A study with rats shows that in a situation of environmental stress, the mother increases her maternal behaviour toward offspring, trying to compensate them for the stress received. As adults, these offspring have lower endocrine reactivity to stress, are more active facing stressful situations and show less interest in new situations. The results show interesting differences between males and females, which are less impulsive for example, and depending on the situations faced by the animals.
Fuentes, Sílvia; Daviu, Núria; Gagliano, Humberto; Garrido, Pedro; Zelena, Dóra; Monasterio, Nela; Armario, Antonio; Nadal, Roser. Sex-dependent effects of an early life treatment in rats that increases maternal care: vulnerability or resilience? Frontiers in Behavioral Neuroscience 8:56. doi: 10.3389/fnbeh.2014.00056.
In humans, exposure in infancy to stress exerts long-term effects in behavior and in the central nervous system functioning, being one of the main risk factors to develop several psychopathologies. To further address preventive or therapeutic approaches, the development of valid animal models is very useful.
In rodents such as rats, pups stay with the mother until weaning, and the maternal behavior towards the pups has important consequences in the reactivity to stress and anxiety levels of the pups when they are adult.

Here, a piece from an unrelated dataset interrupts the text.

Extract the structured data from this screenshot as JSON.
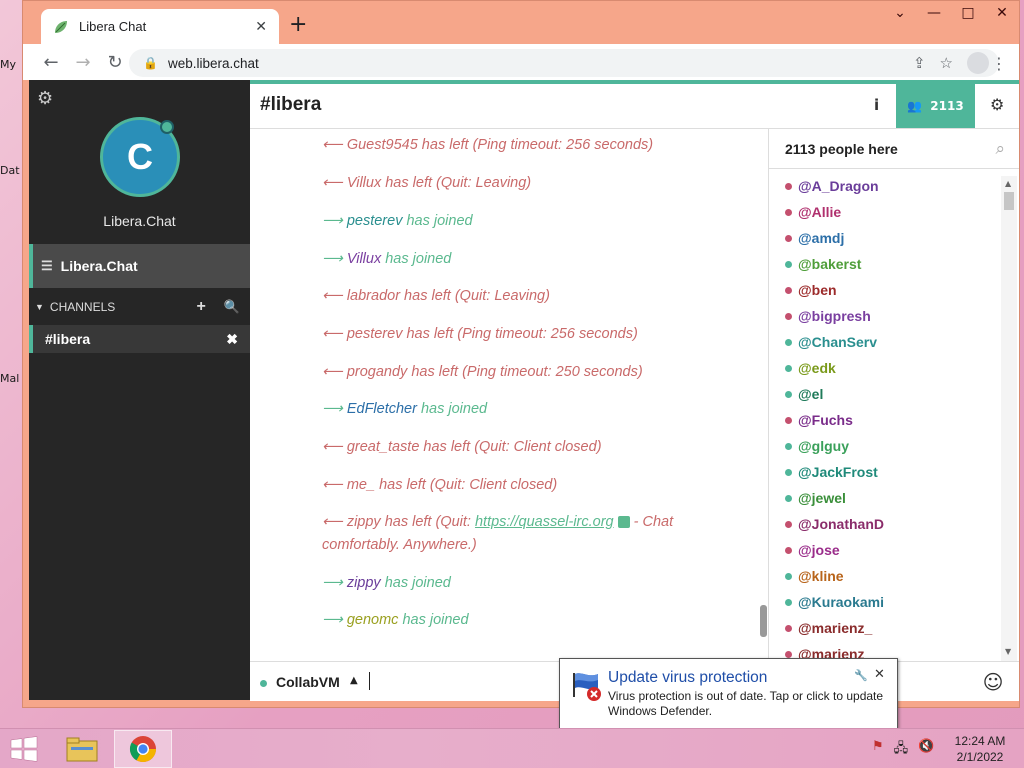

Recently, Doctors Roser Nadal and Antonio Armario from Institut de Neurociències at the UAB just published a Frontiers in Behavioral Neuroscience paper by Doctor Silvia Fuentes et al., about some of the long-term effects of stress in infancy.
In this work, the stressor was basically the restriction for some days of the amount of bedding that the rats use to construct the nest in the home-cage. In this situation the mother increases maternal care towards the pups, like trying to “compensate” for the stress received. At adulthood, the offspring was studied at the level of behavior, cognition, and the endocrine reactivity towards new stressors by means of corticosterone and ACTH hormone levels. Males and females were evaluated because both genders differ in their reactivity towards stress.
Results were surprising because in some cases a better adaptation to further exposures towards stress at adulthood was found, suggesting that increased maternal care may “buffer” the “negative” effects of stress or that the exposure to a mild stressor at infancy may “prepare” for a better coping towards stress at adulthood.
Stressed offspring when adults have a lower endocrine reactivity to stress and adopt more active behavioral strategies in front of new stressful situations. Moreover, they showed a reduced interest for novel situations, as a possible marker of reduced “novelty-seeking”, a personality trait that may predispose to addiction.
Some of the “protective” effects are only found in females, being stressed females less impulsive at adulthood. However, in other cases, the treated animals behave in a “negative” way, showing a decrease in attentional capabilities in some tests and again only in females showing a compulsive-like behavior.
Results suggest that a proper maternal behavior may “compensate” for some of the “negative” effects of stress and that reactivity to stress is gender-dependent and it is affected by the context where behavior is evaluated.